Economic Forecaster: ‘The Public Sector Is a Welfare Program’

Homeless encampment under a bridge in Venice, California | Image by mikeledray/Shutterstock
Homeless encampment under a bridge in Venice, California | Image by mikeledray/Shutterstock

Economic forecaster and blogger Martin Armstrong says that California’s homeless crisis shows that the public sector is a welfare system and a political tool.

Armstrong cited a report recently released by the California auditor’s office as evidence that California’s programs intended to tackle the homelessness crisis have been ineffective. Nine agencies have received $24 billion in taxpayer funding over the last six years, but despite the spending, homelessness has increased in California, which has the largest population of homeless persons in the U.S.

A January 2023 point-in-time snapshot revealed that California had 181,399 people experiencing homelessness, with 123,423 — 68% — living outside unsheltered.

Los Angeles reported 46,000 unhoused people in the city in a December 5 analysis, although the municipality only has 16,100 temporary housing beds.

Since 2015, homelessness in California has surged by 56.7%. The Federal Department of Housing and Urban Development (HUD) has allocated funds to smaller state entities so that these funds could be used to assist the homeless. However, the audit report revealed that the California Interagency Council on Homelessness (Cal ICH), which coordinated with these programs, failed to track the funds’ usage, according to Armstrong.

More alarmingly, the audit reported a complete absence of data collection methods to assess the success of these initiatives, raising serious concerns about accountability.

“The audit could ‘not determine the cost-effectiveness’ of any of the programs funded by HUD through Cal ICH as they have ‘not collected complete outcome data for this program, and the expenditure data it has collected may be unreliable,'” Armstrong opined. This means that the federal government permitted the state of California to squander $24 BILLION in taxpayer funds in a mere five years.”

Armstrong pointed out that executives who work at these non-profit tax-exempt agencies combating homelessness are paid millions per year despite their failure to eliminate the homeless crisis.

The audit concludes that the state needs to hold these agencies accountable and implement a reporting standards system.

“To promote transparency, accountability, and effective decision‑making related to the State’s efforts to address homelessness, Cal ICH should request that state agencies responsible for administering state‑funded homelessness programs provide spending‑ and outcome‑related information for people entering, experiencing, and exiting homelessness,” the audit stated.

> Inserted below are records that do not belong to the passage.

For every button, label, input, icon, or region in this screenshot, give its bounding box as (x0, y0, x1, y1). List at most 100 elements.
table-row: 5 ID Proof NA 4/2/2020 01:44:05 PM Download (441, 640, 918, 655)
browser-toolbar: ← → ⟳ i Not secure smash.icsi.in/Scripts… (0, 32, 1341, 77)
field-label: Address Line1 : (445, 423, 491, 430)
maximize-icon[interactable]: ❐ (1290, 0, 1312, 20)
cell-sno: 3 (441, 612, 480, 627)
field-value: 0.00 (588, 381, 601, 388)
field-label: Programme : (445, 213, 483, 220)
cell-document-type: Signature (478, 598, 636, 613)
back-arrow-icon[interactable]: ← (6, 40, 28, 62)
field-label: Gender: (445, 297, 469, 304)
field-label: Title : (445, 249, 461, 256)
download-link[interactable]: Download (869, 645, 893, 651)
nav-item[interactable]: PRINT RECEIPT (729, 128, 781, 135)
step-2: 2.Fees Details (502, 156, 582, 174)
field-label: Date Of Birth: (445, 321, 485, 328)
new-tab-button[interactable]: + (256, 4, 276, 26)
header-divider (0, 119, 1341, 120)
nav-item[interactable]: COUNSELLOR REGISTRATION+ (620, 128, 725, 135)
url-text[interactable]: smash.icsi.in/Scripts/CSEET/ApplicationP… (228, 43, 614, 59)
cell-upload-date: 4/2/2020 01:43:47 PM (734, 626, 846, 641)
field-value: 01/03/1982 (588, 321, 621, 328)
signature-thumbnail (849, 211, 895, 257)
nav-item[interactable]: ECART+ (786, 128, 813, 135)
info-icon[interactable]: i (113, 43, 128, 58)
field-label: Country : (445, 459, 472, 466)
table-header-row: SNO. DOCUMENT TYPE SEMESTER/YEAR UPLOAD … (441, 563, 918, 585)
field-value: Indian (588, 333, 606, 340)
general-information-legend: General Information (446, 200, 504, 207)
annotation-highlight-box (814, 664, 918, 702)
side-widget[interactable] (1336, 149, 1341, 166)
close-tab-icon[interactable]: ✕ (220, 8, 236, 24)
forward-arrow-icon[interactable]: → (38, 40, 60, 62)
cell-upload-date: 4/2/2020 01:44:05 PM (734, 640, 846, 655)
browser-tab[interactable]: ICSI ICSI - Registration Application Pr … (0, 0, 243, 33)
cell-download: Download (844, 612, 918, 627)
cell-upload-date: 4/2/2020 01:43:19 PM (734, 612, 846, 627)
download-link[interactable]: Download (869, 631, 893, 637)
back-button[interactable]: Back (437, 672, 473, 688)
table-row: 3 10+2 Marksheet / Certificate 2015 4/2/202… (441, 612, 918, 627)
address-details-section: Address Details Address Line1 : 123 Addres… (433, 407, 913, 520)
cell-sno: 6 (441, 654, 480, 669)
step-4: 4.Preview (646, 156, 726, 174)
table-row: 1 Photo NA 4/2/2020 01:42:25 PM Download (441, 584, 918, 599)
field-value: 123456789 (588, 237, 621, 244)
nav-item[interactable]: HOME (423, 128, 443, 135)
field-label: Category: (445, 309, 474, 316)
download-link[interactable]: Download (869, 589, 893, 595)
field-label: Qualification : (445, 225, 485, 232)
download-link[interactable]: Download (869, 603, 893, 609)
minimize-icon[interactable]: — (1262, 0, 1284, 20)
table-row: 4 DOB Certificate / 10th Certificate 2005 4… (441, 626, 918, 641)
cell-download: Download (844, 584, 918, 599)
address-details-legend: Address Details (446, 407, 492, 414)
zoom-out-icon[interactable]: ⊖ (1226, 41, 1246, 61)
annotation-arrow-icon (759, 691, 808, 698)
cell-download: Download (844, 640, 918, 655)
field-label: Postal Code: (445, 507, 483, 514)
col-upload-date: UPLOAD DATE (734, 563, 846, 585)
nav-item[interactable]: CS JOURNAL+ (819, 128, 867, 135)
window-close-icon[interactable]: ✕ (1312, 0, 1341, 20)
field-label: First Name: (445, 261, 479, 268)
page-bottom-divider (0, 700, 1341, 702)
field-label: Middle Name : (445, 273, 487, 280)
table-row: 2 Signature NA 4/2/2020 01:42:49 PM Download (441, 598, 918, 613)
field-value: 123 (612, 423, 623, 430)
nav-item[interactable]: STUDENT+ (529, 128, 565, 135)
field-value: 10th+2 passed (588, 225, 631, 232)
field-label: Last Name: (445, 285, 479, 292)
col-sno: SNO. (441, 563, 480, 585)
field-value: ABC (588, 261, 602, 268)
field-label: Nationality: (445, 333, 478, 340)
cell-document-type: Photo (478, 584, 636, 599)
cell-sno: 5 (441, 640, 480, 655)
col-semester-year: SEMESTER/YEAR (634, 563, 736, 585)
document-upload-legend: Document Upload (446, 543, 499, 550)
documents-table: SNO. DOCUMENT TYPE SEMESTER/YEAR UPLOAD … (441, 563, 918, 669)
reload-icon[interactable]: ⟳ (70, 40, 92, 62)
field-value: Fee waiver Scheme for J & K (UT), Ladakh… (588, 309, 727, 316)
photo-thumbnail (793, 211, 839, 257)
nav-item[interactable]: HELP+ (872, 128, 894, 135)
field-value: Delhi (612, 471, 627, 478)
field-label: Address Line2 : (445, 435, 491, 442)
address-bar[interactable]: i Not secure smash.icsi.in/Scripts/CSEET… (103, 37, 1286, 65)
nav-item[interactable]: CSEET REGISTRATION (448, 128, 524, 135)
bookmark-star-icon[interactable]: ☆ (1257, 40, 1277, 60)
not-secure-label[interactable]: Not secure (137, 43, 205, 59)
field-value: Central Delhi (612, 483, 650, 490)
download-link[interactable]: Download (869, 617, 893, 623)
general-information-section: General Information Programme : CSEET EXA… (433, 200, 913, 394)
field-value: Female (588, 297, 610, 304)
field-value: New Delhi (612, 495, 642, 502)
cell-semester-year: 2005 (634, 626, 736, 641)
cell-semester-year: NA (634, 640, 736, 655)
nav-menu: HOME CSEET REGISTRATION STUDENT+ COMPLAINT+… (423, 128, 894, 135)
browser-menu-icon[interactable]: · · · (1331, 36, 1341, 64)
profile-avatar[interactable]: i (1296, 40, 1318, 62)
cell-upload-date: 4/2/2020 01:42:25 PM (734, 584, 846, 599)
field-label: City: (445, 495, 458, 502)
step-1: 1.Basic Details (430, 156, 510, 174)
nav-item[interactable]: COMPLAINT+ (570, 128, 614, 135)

Homelessness is a major issue in many parts of the country, including in the city of Dallas. A poll previously conducted by The Dallas Express shows that more than 75% of Dallas residents do not approve of the levels of homelessness, vagrancy, and panhandling in their city.

Cities across the country have implemented various plans to tackle homelessness. As previously reported by The Dallas Express, San Antonio adopted a “one-stop-shop” approach to combating homelessness, which has been credited with a 77% reduction in the city’s downtown unsheltered homeless population. The model has polled favorably among Dallas residents; however, it is uncertain if the City of Dallas will try a similar approach.